Actualizado 15/06/2012 14:21 CET

Doce millones de hectáreas se pierden cada año a causa de la desertificación

Sequía en China
SHENG LI / REUTERS

MADRID, 15 Jun. (EUROPA PRESS) -

Un total de 12 millones de hectáreas se pierden cada año a causa de la desertificación, según datos recogidos por la ONG World Vision con motivo de la celebración del Día Mundial contra la Desertificación y la Sequía, que tiene lugar este domingo, con el objetivo de "sensibilizar a la población de las terribles consecuencias de esta amenaza".

La ONG ha advertido de que se trata de un mal que afecta a más de 110 países en el mundo y que "afecta significativamente a los países más desfavorecidos de África, donde dos tercios del continente es desierto o zona árida, y en zonas de América Latina especialmente áridas como el Chaco Boliviano".

"Mientras la desertificación cuesta a la economía mundial unos 42 billones de dólares cada año, el coste humano es incalculable", ha apostillado. Así, unos 135 millones de personas --el equivalente a la población total de Francia y Alemania-- se encuentran en peligro de ser desplazadas.

Organizaciones de desarrollo como Word Vision estiman que por cada dólar invertido en la lucha contra la degradación de la tierra y desertificación se podrían generar unos tres dólares de beneficios económicos, lo que "ayudaría a luchar contra la pobreza entre los millones de personas que viven en éstas frágiles tierras", ha añadido.

Asimismo, World Vision recuerda que "esta amenaza afecta a países desarrollados, como es el caso de España --el más afectado de Europa--. Por ello, apuesta por la sensibilización de la población, desde niños, con "proyectos para informar y concienciar sobre las consecuencias de la desertificación y plantear soluciones a los efectos de la sequía".

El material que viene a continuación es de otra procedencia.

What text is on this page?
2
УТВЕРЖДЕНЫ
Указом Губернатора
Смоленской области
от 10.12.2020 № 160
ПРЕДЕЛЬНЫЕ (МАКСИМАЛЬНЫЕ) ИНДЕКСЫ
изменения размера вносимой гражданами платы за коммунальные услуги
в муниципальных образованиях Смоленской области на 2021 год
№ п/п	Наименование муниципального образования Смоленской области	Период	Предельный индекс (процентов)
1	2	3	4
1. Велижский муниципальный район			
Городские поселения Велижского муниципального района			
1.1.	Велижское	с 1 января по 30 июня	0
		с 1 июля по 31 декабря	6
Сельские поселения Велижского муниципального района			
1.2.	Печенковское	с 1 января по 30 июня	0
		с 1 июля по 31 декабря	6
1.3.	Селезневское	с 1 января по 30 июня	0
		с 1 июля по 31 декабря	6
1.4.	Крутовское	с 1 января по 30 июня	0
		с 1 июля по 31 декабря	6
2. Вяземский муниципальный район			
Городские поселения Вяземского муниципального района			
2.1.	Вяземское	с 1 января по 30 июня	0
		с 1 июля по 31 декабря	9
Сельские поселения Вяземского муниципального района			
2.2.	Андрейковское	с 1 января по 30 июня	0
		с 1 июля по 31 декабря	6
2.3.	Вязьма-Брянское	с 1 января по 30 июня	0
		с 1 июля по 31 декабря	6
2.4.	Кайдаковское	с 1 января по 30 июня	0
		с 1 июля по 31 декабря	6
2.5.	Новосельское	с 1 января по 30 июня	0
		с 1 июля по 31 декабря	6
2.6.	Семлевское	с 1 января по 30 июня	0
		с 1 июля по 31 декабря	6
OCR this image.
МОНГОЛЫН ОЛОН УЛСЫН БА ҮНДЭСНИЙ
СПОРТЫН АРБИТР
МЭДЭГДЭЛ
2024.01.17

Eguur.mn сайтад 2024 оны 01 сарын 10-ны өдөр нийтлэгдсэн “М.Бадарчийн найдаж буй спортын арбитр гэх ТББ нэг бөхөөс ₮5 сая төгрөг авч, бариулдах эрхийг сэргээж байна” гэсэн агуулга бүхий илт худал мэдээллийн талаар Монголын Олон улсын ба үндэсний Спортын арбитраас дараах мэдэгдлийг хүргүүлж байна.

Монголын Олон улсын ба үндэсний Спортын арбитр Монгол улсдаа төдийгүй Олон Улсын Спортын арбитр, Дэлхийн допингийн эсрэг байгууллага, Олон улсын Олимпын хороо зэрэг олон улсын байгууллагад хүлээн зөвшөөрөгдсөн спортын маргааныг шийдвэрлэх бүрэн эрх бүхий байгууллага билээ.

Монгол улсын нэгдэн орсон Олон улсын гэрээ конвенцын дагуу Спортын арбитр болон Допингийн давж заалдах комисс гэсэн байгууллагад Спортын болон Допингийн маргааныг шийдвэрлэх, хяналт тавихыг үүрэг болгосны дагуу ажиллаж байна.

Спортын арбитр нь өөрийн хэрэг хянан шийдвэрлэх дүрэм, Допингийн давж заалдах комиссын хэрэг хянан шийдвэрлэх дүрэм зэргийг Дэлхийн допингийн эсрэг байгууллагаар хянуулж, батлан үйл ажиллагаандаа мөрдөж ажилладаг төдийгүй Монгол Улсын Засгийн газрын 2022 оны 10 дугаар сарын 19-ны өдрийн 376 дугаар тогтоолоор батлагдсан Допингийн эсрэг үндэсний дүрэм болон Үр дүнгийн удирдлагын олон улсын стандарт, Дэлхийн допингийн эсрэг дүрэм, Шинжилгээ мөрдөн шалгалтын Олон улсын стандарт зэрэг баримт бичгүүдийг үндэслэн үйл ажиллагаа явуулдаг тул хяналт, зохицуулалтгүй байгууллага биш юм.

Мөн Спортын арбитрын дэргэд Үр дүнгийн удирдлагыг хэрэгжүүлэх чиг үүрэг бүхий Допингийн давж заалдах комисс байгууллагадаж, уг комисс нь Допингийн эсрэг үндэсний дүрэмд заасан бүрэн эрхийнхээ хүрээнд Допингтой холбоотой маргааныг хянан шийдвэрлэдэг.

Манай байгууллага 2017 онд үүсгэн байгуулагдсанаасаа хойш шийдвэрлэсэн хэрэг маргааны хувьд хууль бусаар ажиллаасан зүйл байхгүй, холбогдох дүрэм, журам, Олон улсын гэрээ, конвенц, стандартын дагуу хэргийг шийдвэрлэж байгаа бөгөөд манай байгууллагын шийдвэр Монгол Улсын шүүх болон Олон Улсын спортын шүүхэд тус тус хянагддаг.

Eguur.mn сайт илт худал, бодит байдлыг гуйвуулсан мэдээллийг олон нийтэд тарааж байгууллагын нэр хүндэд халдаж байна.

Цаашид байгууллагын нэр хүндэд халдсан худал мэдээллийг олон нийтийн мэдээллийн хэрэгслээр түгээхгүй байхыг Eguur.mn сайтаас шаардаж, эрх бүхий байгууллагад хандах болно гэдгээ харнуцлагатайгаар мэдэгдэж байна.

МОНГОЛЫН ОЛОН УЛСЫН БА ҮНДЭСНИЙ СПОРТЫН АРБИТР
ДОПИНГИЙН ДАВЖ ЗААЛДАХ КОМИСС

Además de esta labor formativa y de sensibilización, World Vision tiene en marcha varios proyectos de desarrollo en las zonas más afectadas de África y América Latina que se concretan en la reforestación de bosques; el fomento de cultivos con riego más eficiente, como sistemas de micro riego; el uso de insecticidas y abonos orgánicos; el fomento de cultivos menos intensivos en agua; depósitos de agua comunitarios; sistemas familiares de recogida de agua de lluvia; canalizaciones de agua; y el uso de estufas solares.